Which is why the red carpet coup that Piccioli and Chiuri pulled off at the Golden Globes this year was no small victory. They outfitted not one but two of the evening’s best-dressed stars — Chloë Sevigny in a ruffled silver lilac confection, and Jennifer Aniston in a sleek black gown with a slit so high it might not have been street legal.

The dresses couldn’t have been more different, which is a testament to the designers’ good instincts. After a faulty start, their last two ready-to-wear collections have been solid, suggesting that they are at last forging a new path for Valentino beyond crimson ball gowns for the canapé set, to anytime-dressing for girls in the know.

Their vision is “romantic but not sweet,” they explained on a recent visit to L.A. Think lace-embroidered T-shirt dresses, fluttery organza shorts, shrunken leather jackets with rosette details and prints inspired by “burning orchids.”

With their dark, shaggy hair and smoky voices, the two look more rock ‘n’ roll than Dolce Vita. Although they are not romantically involved, they have been working side by side for more than 20 years — first as accessories designers at Fendi — and describe their relationship as yin and yang. (He is the pragmatist, and she is the dreamer.)
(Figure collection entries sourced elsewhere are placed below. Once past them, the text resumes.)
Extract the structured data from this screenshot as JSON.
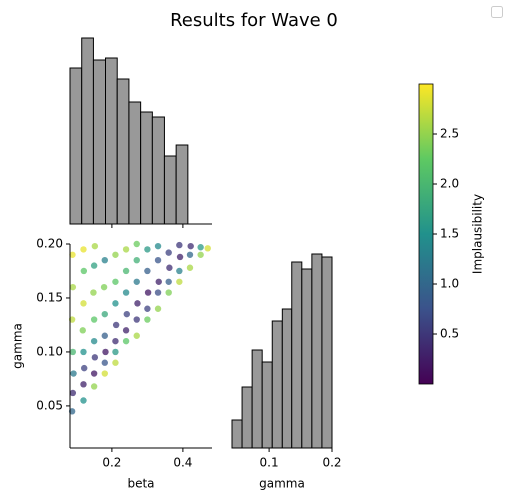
{
  "title": "Results for Wave 0",
  "chart_data": [
    {
      "type": "histogram",
      "color": "#999999",
      "bins": [
        0.082,
        0.115,
        0.148,
        0.182,
        0.215,
        0.248,
        0.281,
        0.314,
        0.348,
        0.381,
        0.414
      ],
      "values": [
        156,
        186,
        164,
        166,
        145,
        122,
        112,
        107,
        68,
        79
      ],
      "xlim": [
        0.082,
        0.482
      ],
      "xticks": [
        0.2,
        0.4
      ],
      "tick_labels": false,
      "ylim": [
        0,
        204
      ]
    },
    {
      "type": "scatter",
      "xlabel": "beta",
      "ylabel": "gamma",
      "colormap": "viridis",
      "xlim": [
        0.082,
        0.482
      ],
      "ylim": [
        0.011,
        0.2
      ],
      "xticks": [
        0.2,
        0.4
      ],
      "yticks": [
        0.05,
        {
          "value": 0.1,
          "label": "0.10"
        },
        0.15,
        {
          "value": 0.2,
          "label": "0.20"
        }
      ],
      "x": [
        0.088,
        0.09,
        0.092,
        0.09,
        0.088,
        0.09,
        0.089,
        0.12,
        0.12,
        0.122,
        0.12,
        0.118,
        0.12,
        0.121,
        0.12,
        0.15,
        0.15,
        0.152,
        0.15,
        0.15,
        0.148,
        0.15,
        0.152,
        0.18,
        0.18,
        0.182,
        0.18,
        0.18,
        0.178,
        0.18,
        0.21,
        0.21,
        0.21,
        0.212,
        0.21,
        0.21,
        0.21,
        0.24,
        0.24,
        0.242,
        0.24,
        0.24,
        0.24,
        0.27,
        0.27,
        0.272,
        0.27,
        0.27,
        0.27,
        0.3,
        0.3,
        0.302,
        0.3,
        0.3,
        0.33,
        0.33,
        0.332,
        0.33,
        0.33,
        0.36,
        0.36,
        0.362,
        0.36,
        0.39,
        0.39,
        0.392,
        0.39,
        0.42,
        0.42,
        0.422,
        0.45,
        0.45,
        0.47
      ],
      "y": [
        0.045,
        0.062,
        0.08,
        0.1,
        0.13,
        0.16,
        0.19,
        0.055,
        0.07,
        0.085,
        0.1,
        0.12,
        0.145,
        0.175,
        0.195,
        0.068,
        0.08,
        0.095,
        0.11,
        0.13,
        0.155,
        0.18,
        0.198,
        0.08,
        0.09,
        0.1,
        0.115,
        0.135,
        0.16,
        0.185,
        0.09,
        0.1,
        0.11,
        0.125,
        0.145,
        0.165,
        0.19,
        0.11,
        0.12,
        0.135,
        0.155,
        0.175,
        0.195,
        0.115,
        0.13,
        0.145,
        0.165,
        0.185,
        0.2,
        0.13,
        0.14,
        0.155,
        0.175,
        0.195,
        0.14,
        0.155,
        0.165,
        0.185,
        0.198,
        0.155,
        0.165,
        0.178,
        0.192,
        0.165,
        0.175,
        0.188,
        0.199,
        0.178,
        0.19,
        0.198,
        0.19,
        0.197,
        0.196
      ],
      "c": [
        1.0,
        0.4,
        1.2,
        2.0,
        2.7,
        2.6,
        2.9,
        1.5,
        0.3,
        0.6,
        1.5,
        2.4,
        2.8,
        2.2,
        2.9,
        2.5,
        0.2,
        0.5,
        1.4,
        2.2,
        2.5,
        1.7,
        2.6,
        2.8,
        0.8,
        0.2,
        0.9,
        1.8,
        2.4,
        1.3,
        2.7,
        1.6,
        0.4,
        0.5,
        1.5,
        2.2,
        2.5,
        2.2,
        0.3,
        0.6,
        1.4,
        2.0,
        2.6,
        2.6,
        0.5,
        0.3,
        1.2,
        1.9,
        2.3,
        2.3,
        0.6,
        0.2,
        0.9,
        1.6,
        2.5,
        0.7,
        0.3,
        0.8,
        1.4,
        2.4,
        0.9,
        0.4,
        0.6,
        2.7,
        1.3,
        0.3,
        0.5,
        2.6,
        1.0,
        0.4,
        2.5,
        1.6,
        2.8
      ],
      "colorbar": {
        "label": "Implausibility",
        "lim": [
          0,
          3
        ],
        "ticks": [
          0.5,
          {
            "value": 1,
            "label": "1.0"
          },
          1.5,
          {
            "value": 2,
            "label": "2.0"
          },
          2.5
        ]
      }
    },
    {
      "type": "histogram",
      "color": "#999999",
      "xlabel": "gamma",
      "bins": [
        0.041,
        0.057,
        0.073,
        0.089,
        0.105,
        0.121,
        0.136,
        0.152,
        0.168,
        0.184,
        0.2
      ],
      "values": [
        28,
        61,
        98,
        86,
        127,
        139,
        186,
        179,
        194,
        191
      ],
      "xlim": [
        0.041,
        0.2
      ],
      "xticks": [
        0.1,
        0.2
      ],
      "ylim": [
        0,
        204
      ]
    }
  ]
}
In 1999, they were recruited by Valentino himself to design shoes and bags for his house. When he retired in 2007, they became creative directors for accessories design. And the next year, they were put in charge of couture and ready-to-wear clothing design too.

They insist Valentino is supportive of their work, despite Giammetti’s public slight (Giammetti holds the title of honorary president at the house, and was all smiles in the front row at the fall ready-to-wear collection in March.) One gets the sense that for Piccioli and Chiuri, dealing with Valentino and Giammetti is like dealing with cantankerous grandparents. “We can be respectful, but we don’t have to be reverential,” Piccioli says over coffee at the Valentino boutique in Beverly Hills.
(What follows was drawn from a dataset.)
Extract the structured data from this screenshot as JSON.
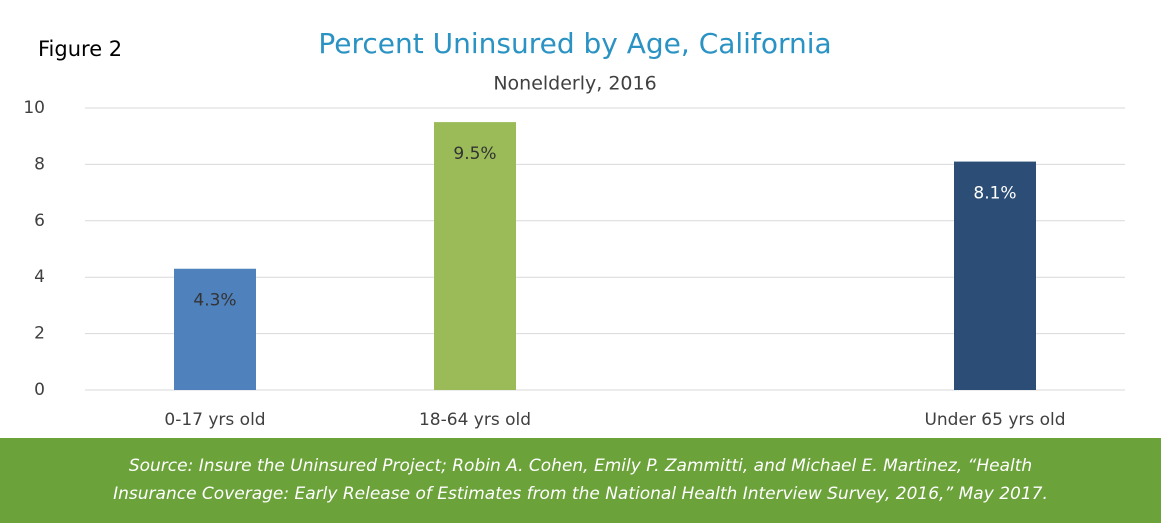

While it seemed strange at first to have two accessories designers at the helm of such a lauded house, it now seems fitting. For one, when women buy clothes today they are looking for one great piece, not a full trend or look.

“It’s a different way to wear Valentino,” Piccioli explains. “The same iconic elements but in a more contemporary way.”

Also, with cheap chic clothing as readily available now as fast food, designer fashion houses live or die by their accessory sales. So having creative directors who think about shoe and bag design as a part of the whole package is an advantage.

The designers’ immensely commercial, bow- and flower petal-decorated hobo bags and sandals have been selling briskly for several seasons now. But lately, they’ve also started creating some of the runway’s most memorable showpieces. For spring 2010, they collaborated with British milliner Philip Treacy on extraordinary shoes with stiff, Mercury-like lace wings at the heels.

Each pair (about $4,700) is one of a kind, with lace that is lacquered and embroidered. And they epitomize the new direction of the brand — couture fabric and technique zooming into the future.

“We want to find the dream in a single piece,” says Chiuri, holding a black lace shoe in her hand. “I don’t even have these shoes in my closet.”

Don’t feel too bad. She’s already wearing Valentino’s next hot shoe, the fall 2010 season’s studded, patent leather kitten heels. Start the waiting list now.